Как я мог повлиять, если меня не спрашивали? На мои доводы Сталин мог бы резонно ответить: "Николай Алексеевич, вы же не бывали на Южном фронте, не знаете, что там произошло". Однако, поразмыслив, я нашел, как мне казалось, ход, который мог подействовать на Иосифа Виссарионовича. Он прямолинеен, он упрям, переубедить его нелегко. А вот отвлечь, открыть перед ним какой-то неожиданный поворот, особенно если с юмором, вполне возможно. Ему это даже нравилось: под настроение, разумеется. Написал я небольшую характеристику (справку) на Малиновского. Когда родился, где служил, где воевал, и все, что положено в таких случаях. Особо выделил летние события сорок первого года, когда Малиновский умело командовал в Бессарабии 28-м стрелковым корпусом, сражался за Кишинев. Тогда корпус Малиновского вместе с кавкорпусом Белова являли собой ту самую "пожарную команду", которая не раз спасала положение на нашем южном крыле. И 6-й армией Малиновский потом неплохо командовал, и возглавляемый им Южный фронт не раз отличался в зимне-весенних боях.

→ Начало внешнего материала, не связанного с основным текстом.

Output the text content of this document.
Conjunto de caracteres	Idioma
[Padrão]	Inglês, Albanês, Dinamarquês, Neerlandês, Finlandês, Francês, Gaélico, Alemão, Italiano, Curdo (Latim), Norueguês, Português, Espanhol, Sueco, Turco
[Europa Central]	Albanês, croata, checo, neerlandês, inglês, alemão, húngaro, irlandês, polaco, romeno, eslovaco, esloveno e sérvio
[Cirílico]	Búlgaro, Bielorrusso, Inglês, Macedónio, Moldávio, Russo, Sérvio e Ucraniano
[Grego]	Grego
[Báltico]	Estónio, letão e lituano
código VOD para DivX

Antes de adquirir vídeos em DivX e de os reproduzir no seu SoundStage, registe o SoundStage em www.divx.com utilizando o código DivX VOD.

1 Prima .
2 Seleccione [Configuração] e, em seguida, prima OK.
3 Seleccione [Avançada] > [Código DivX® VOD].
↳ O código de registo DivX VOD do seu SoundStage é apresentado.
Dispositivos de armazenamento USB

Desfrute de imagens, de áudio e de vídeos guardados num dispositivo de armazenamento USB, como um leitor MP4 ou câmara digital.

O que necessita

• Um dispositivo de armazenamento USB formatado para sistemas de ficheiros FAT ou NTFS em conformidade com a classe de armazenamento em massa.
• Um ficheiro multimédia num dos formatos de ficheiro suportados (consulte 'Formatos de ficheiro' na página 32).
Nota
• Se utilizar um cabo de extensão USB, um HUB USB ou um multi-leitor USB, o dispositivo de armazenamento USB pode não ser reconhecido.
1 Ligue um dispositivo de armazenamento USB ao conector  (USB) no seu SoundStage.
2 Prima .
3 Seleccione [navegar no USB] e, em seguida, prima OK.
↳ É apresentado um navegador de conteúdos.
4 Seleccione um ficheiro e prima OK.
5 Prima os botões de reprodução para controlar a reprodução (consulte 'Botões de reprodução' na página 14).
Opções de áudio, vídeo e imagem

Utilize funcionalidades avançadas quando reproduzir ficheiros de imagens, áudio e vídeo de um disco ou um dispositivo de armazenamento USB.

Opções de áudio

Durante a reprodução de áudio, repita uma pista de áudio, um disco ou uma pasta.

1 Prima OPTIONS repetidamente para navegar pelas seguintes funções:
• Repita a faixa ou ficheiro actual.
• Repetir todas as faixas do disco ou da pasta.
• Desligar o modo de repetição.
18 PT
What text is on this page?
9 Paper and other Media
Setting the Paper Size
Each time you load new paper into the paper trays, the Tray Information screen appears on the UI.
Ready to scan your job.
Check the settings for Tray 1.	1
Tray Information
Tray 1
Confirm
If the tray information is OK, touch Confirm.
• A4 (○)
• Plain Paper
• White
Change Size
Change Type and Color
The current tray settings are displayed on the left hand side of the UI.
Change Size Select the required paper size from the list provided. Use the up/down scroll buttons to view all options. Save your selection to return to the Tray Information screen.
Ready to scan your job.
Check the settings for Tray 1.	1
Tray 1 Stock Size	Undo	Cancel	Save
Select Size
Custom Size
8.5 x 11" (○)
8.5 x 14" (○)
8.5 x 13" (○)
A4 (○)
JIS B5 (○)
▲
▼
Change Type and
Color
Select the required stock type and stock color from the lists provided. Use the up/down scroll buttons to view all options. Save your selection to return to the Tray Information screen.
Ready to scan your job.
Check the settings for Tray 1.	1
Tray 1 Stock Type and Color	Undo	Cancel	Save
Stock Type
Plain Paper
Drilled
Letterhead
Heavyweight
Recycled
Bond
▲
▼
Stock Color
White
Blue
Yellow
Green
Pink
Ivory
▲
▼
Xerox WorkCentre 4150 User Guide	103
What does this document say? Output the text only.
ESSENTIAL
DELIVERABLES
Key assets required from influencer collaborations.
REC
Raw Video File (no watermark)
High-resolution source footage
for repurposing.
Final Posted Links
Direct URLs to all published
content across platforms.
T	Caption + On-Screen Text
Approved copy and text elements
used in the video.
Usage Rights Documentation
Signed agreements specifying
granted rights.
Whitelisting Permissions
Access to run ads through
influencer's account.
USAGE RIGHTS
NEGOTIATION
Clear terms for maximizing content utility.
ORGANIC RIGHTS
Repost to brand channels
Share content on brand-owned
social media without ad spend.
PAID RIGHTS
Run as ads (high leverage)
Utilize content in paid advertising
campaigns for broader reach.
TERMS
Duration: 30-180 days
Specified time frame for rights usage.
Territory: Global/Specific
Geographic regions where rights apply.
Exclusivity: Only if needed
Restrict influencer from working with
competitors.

Зная, что Сталин внимательно читает каждый документ, я вставил в характеристику несколько фраз, на которых он не мог не задержаться. Упомянул о том, что во время Первой мировой войны пулеметчик Малиновский входил в состав Русского экспедиционного корпуса, который был отправлен морем во Францию на помощь союзникам, что этот корпус не только отличился в боях, но и внес заметный вклад в укрепление обмельчавшей французской нации.

— Как это понимать? — спросил Иосиф Виссарионович, обнаруживший у себя на столе справку-характеристику с моей подписью. — Какой вклад?

— В экспедиционный корпус собрали красавцев-богатырей, не ниже метра восьмидесяти. Немцам в плен не сдавались, а вот перед экспансивными француженками богатыри наши устоять не могли.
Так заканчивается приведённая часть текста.